The natural oils or profiling compounds that these types of wood contain help resist rot and repel insects.

If you r project will is not used for food or contact with skin (such as a chair or bench) consider using a pressure-treated wood. These types of wood take paint well once the

infused chemicals dry. Pressure treating wood also helps defend against rotting.

Be careful when machining, sanding or cutting pressure-treated lumber by wearing a dust respirator. This will help keep you from inhaling the sawdust that contains the chemicals used to treat the wood.

Will the project be painted or receive a clear finish?

If you plan to paint or apply a finish to your project, choose wood that has a smooth texture without a heavy grain pattern.

You can better prepare the wood for this by sanding and finishing the wood smoothly so that the grain disappears.

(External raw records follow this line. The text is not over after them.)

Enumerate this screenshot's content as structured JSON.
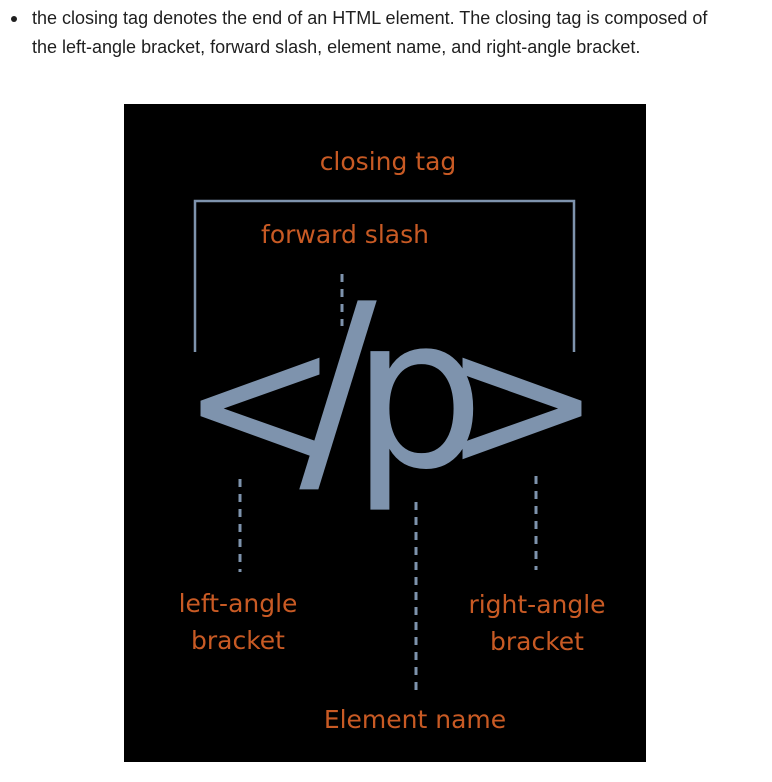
{
  "description": {
    "bullet_text": "the closing tag denotes the end of an HTML element. The closing tag is composed of the left-angle bracket, forward slash, element name, and right-angle bracket."
  },
  "diagram": {
    "colors": {
      "background": "#000000",
      "label": "#c85a24",
      "glyph": "#7e93ad",
      "connector": "#7e93ad"
    },
    "closing_tag_label": "closing tag",
    "forward_slash_label": "forward slash",
    "glyphs": {
      "left_angle": "<",
      "slash": "/",
      "element": "p",
      "right_angle": ">"
    },
    "left_angle_label": [
      "left-angle",
      "bracket"
    ],
    "right_angle_label": [
      "right-angle",
      "bracket"
    ],
    "element_name_label": "Element name"
  }
}
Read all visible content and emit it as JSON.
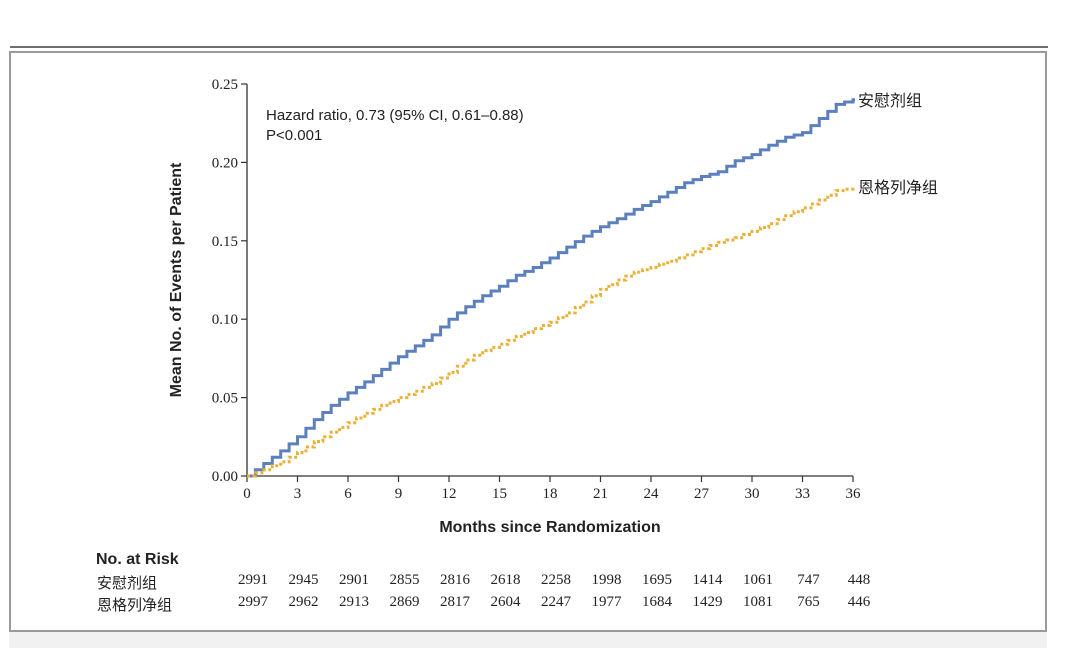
{
  "chart_data": {
    "type": "line",
    "title": "",
    "annotation": {
      "line1": "Hazard ratio, 0.73 (95% CI, 0.61–0.88)",
      "line2": "P<0.001"
    },
    "xlabel": "Months since Randomization",
    "ylabel": "Mean No. of Events per Patient",
    "xlim": [
      0,
      36
    ],
    "ylim": [
      0,
      0.25
    ],
    "x_ticks": [
      0,
      3,
      6,
      9,
      12,
      15,
      18,
      21,
      24,
      27,
      30,
      33,
      36
    ],
    "x_tick_labels": [
      "0",
      "3",
      "6",
      "9",
      "12",
      "15",
      "18",
      "21",
      "24",
      "27",
      "30",
      "33",
      "36"
    ],
    "y_ticks": [
      0,
      0.05,
      0.1,
      0.15,
      0.2,
      0.25
    ],
    "y_tick_labels": [
      "0.00",
      "0.05",
      "0.10",
      "0.15",
      "0.20",
      "0.25"
    ],
    "x": [
      0,
      1,
      2,
      3,
      4,
      5,
      6,
      7,
      8,
      9,
      10,
      11,
      12,
      13,
      14,
      15,
      16,
      17,
      18,
      19,
      20,
      21,
      22,
      23,
      24,
      25,
      26,
      27,
      28,
      29,
      30,
      31,
      32,
      33,
      34,
      35,
      36
    ],
    "series": [
      {
        "name": "安慰剂组",
        "color": "#5b80bd",
        "style": "solid",
        "values": [
          0,
          0.008,
          0.016,
          0.025,
          0.036,
          0.045,
          0.053,
          0.06,
          0.068,
          0.076,
          0.083,
          0.09,
          0.1,
          0.108,
          0.115,
          0.121,
          0.128,
          0.133,
          0.139,
          0.146,
          0.153,
          0.159,
          0.164,
          0.17,
          0.175,
          0.181,
          0.187,
          0.191,
          0.194,
          0.201,
          0.205,
          0.211,
          0.216,
          0.219,
          0.228,
          0.237,
          0.24
        ]
      },
      {
        "name": "恩格列净组",
        "color": "#e8b23a",
        "style": "dotted",
        "values": [
          0,
          0.004,
          0.009,
          0.015,
          0.022,
          0.028,
          0.034,
          0.04,
          0.045,
          0.05,
          0.054,
          0.059,
          0.066,
          0.074,
          0.08,
          0.084,
          0.089,
          0.094,
          0.098,
          0.104,
          0.111,
          0.119,
          0.125,
          0.13,
          0.133,
          0.137,
          0.141,
          0.145,
          0.149,
          0.152,
          0.156,
          0.161,
          0.166,
          0.171,
          0.176,
          0.182,
          0.184
        ]
      }
    ],
    "legend": "right-end labels"
  },
  "risk_table": {
    "title": "No. at Risk",
    "rows": [
      {
        "label": "安慰剂组",
        "values": [
          "2991",
          "2945",
          "2901",
          "2855",
          "2816",
          "2618",
          "2258",
          "1998",
          "1695",
          "1414",
          "1061",
          "747",
          "448"
        ]
      },
      {
        "label": "恩格列净组",
        "values": [
          "2997",
          "2962",
          "2913",
          "2869",
          "2817",
          "2604",
          "2247",
          "1977",
          "1684",
          "1429",
          "1081",
          "765",
          "446"
        ]
      }
    ]
  }
}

If your project calls for a hardwood, choose one that takes paint well. Birch and aspen are both good choices. These types of wood tend to be less expensive than hardwoods with more attractive wood grain patterns.

Softwoods like pines, firs and white woods may produce a blotchy, uneven tone when they are finished with a stain. If you take your time to prepare the wood beforehand, this shouldn’t be a problem.

Also, you can always sand any imperfections out and re-stain the wood if you are not satisfied with the end result.

These types of wood, however, they make excellent choices for projects that require painting.

What thickness and proportions of lumber does your project require?

Nearly all the board lumber you will find in a home center or lumberyard is milled to ¾-inch thickness.

There could be a small amount of ‘craft’ woods in ¼-inch thickness made of oak or poplar as well as laminated blanks that go up to 3 inches thick.

The lengths of these ‘craft’ woods are often limited to about 3 feet.

If your project requires large panels for use in tables and entertainment centers you have two choices.

The first is to use a jointer and clamps to glue your own wide panels from narrower boards.

The second is to check with your local home store or lumberyard to see if they sell pre-glued panes. They may even be able to order a panel to the dimensions you need.

What Kind Of Finish Should You Use?

 

What types of wood fit your budget?

Lumber can be quite expensive, especially if you buy it completely surfaced.

If the price of your first choice is too far out of your budget, opt for a less expensive type of wood and stain it to match the desired effect.

 

Conclusion

In the end, the type of wood you choose could have a rather large effect on the finished project. However, for beginning woodworkers, it may make sense to start with projects that use less expensive types of wood.

Once you master your woodworking skills, you can start working with the more expensive woods.